Implement cross-platform provisioner logic: 1) Detect OS: `locals { is_windows = startswith(var.os, "windows") }`. 2) Conditional provisioner: use `count` to run provisioner only on relevant OS: `provisioner "local-exec" { count = var.os == "linux" ? 1 : 0 command = "bash script.sh" }`. 3) Use PowerShell for Windows: `provisioner "local-exec" { count = var.os == "windows" ? 1 : 0 command = "powershell -Command \"& { . script.ps1 }\"" }`. 4) Better: use platform-neutral Python script: `provisioner "local-exec" { command = "python3 script.py" }`. Python works on Mac, Windows, Linux. 5) For remote-exec: specify shell: `provisioner "remote-exec" { inline = ["#!/bin/bash", "set -e", "script command"] }` or PowerShell. 6) Use Terraform `templatefile` to generate OS-specific scripts: `locals { deploy_script = var.os == "windows" ? file("deploy.ps1") : file("deploy.sh") } provisioner "local-exec" { command = local.deploy_script }`. 7) Test: run Terraform on both OS to verify provisioners work. 8) Document: show both Mac/Windows setup instructions.

Follow-up: How would you test provisioners on both platforms in CI/CD?

You've created custom provider for company platform. API changes frequently. Provider tests are manual and fragile. How do you build robust testing for custom providers?

Implement comprehensive provider testing: 1) Unit tests: mock API responses. Test provider logic independently: `func TestCreateService(t *testing.T) { mock_api := NewMockAPI() provider := NewProvider(mock_api) resource := provider.CreateService(...) assert.NotEmpty(t, resource.ID) }`. 2) Integration tests: use staging API environment.
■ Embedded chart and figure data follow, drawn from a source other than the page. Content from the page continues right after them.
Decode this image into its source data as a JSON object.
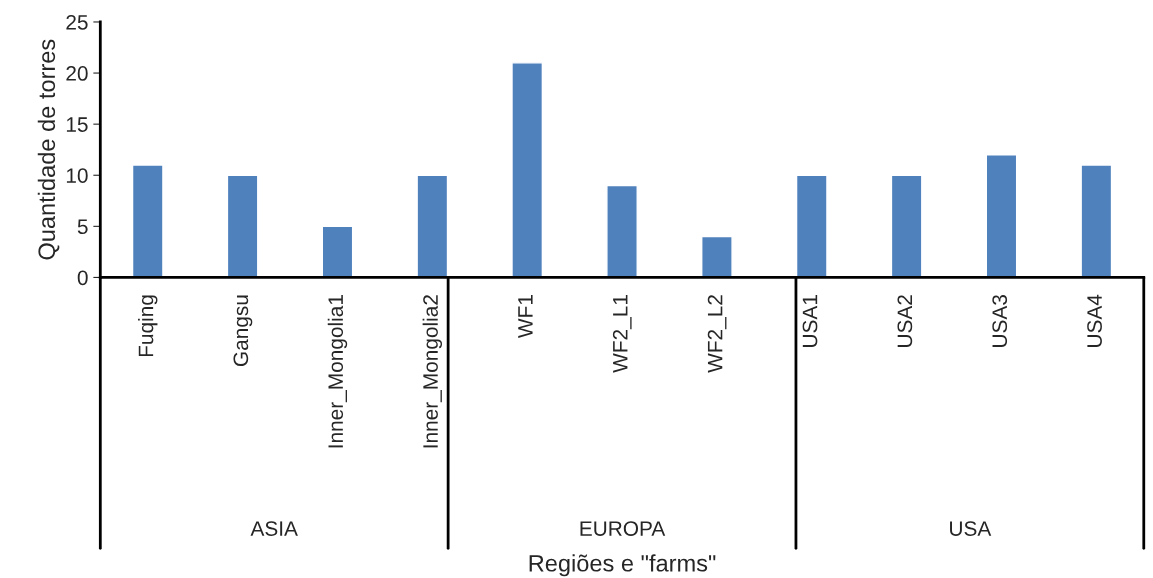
{
  "chart_data": {
    "type": "bar",
    "xlabel": "Regiões e \"farms\"",
    "ylabel": "Quantidade de torres",
    "categories": [
      "Fuqing",
      "Gangsu",
      "Inner_Mongolia1",
      "Inner_Mongolia2",
      "WF1",
      "WF2_L1",
      "WF2_L2",
      "USA1",
      "USA2",
      "USA3",
      "USA4"
    ],
    "values": [
      11,
      10,
      5,
      10,
      21,
      9,
      4,
      10,
      10,
      12,
      11
    ],
    "color": "#4f81bd",
    "ylim": [
      0,
      25
    ],
    "yticks": [
      0,
      5,
      10,
      15,
      20,
      25
    ],
    "grid": false,
    "legend": false,
    "annotations": [
      "ASIA",
      "EUROPA",
      "USA"
    ]
  }
}
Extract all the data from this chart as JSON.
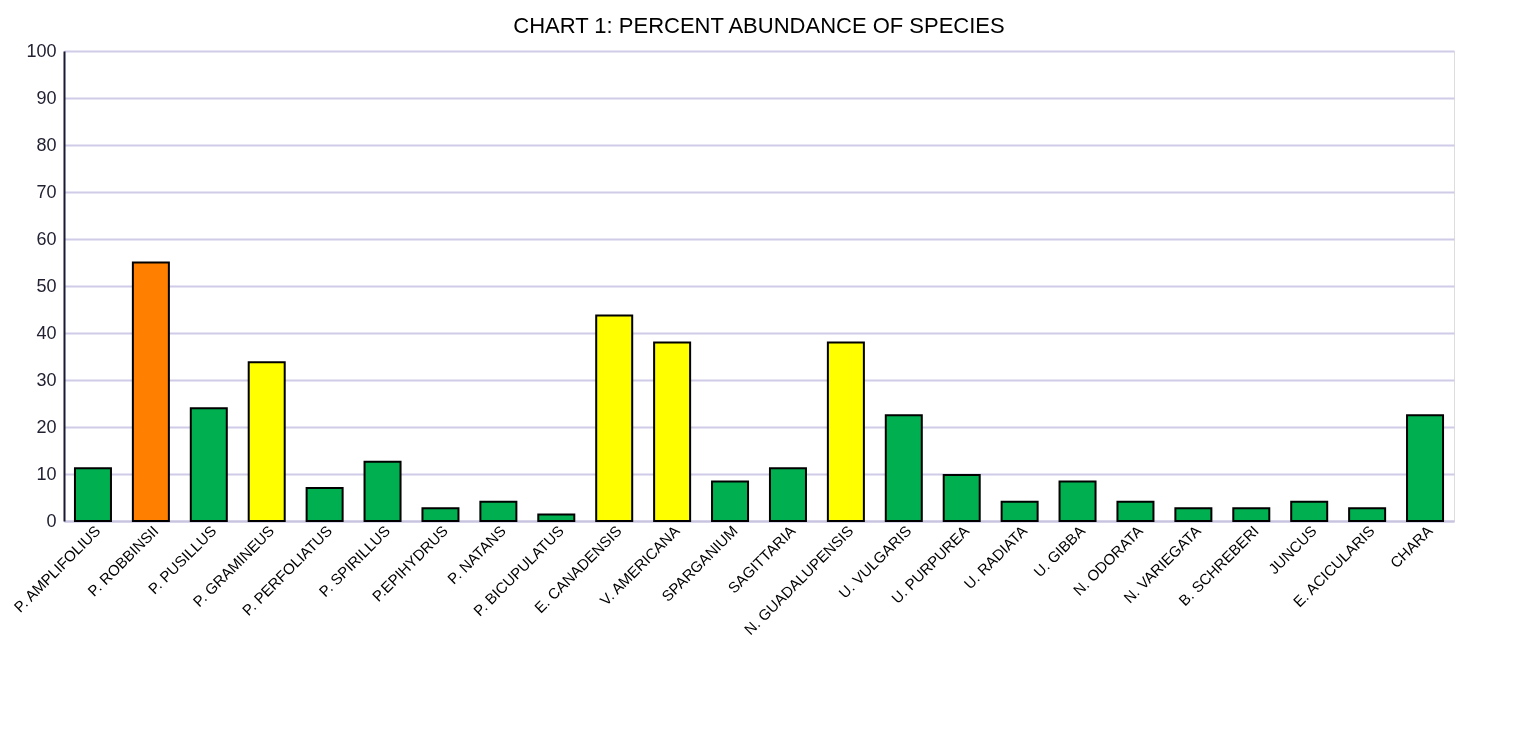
{
  "chart_data": {
    "type": "bar",
    "title": "CHART 1: PERCENT ABUNDANCE OF SPECIES",
    "categories": [
      "P. AMPLIFOLIUS",
      "P. ROBBINSII",
      "P. PUSILLUS",
      "P. GRAMINEUS",
      "P. PERFOLIATUS",
      "P. SPIRILLUS",
      "P.EPIHYDRUS",
      "P. NATANS",
      "P. BICUPULATUS",
      "E. CANADENSIS",
      "V. AMERICANA",
      "SPARGANIUM",
      "SAGITTARIA",
      "N. GUADALUPENSIS",
      "U. VULGARIS",
      "U. PURPUREA",
      "U. RADIATA",
      "U. GIBBA",
      "N. ODORATA",
      "N. VARIEGATA",
      "B. SCHREBERI",
      "JUNCUS",
      "E. ACICULARIS",
      "CHARA"
    ],
    "values": [
      11.2,
      55,
      24,
      33.8,
      7.0,
      12.6,
      2.7,
      4.1,
      1.4,
      43.7,
      38,
      8.4,
      11.2,
      38,
      22.5,
      9.8,
      4.1,
      8.4,
      4.1,
      2.7,
      2.7,
      4.1,
      2.7,
      22.5
    ],
    "colors": [
      "#00b050",
      "#ff8000",
      "#00b050",
      "#ffff00",
      "#00b050",
      "#00b050",
      "#00b050",
      "#00b050",
      "#00b050",
      "#ffff00",
      "#ffff00",
      "#00b050",
      "#00b050",
      "#ffff00",
      "#00b050",
      "#00b050",
      "#00b050",
      "#00b050",
      "#00b050",
      "#00b050",
      "#00b050",
      "#00b050",
      "#00b050",
      "#00b050"
    ],
    "ylim": [
      0,
      100
    ],
    "yticks": [
      0,
      10,
      20,
      30,
      40,
      50,
      60,
      70,
      80,
      90,
      100
    ],
    "grid": "y"
  }
}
Deploy real resources: `terraform apply` with test config. 3) Provider acceptance tests: use Terraform testing framework. Example: `resource "company_service" "test" { name = "test-service" }`. Test harness runs apply, verify, destroy. 4) Test scenarios: 1a) Happy path: create resource, update, delete. 1b) Errors: invalid input, API errors, timeouts. 1c) Edge cases: empty values, special characters, concurrency. 5) API mocking: use `httptest` Go package to mock API responses. Tests run without real API. 6) Fixtures: store test data: `testdata/service_response.json`. Mock API returns fixture. 7) CI/CD: run unit tests on PR, integration tests nightly against staging, acceptance tests weekly. 8) Documentation: provider README shows how to run tests locally: `make test`. 9) Versioning: track provider version. Test against multiple API versions to ensure compatibility.

Follow-up: How would you handle provider testing if the API is rate-limited?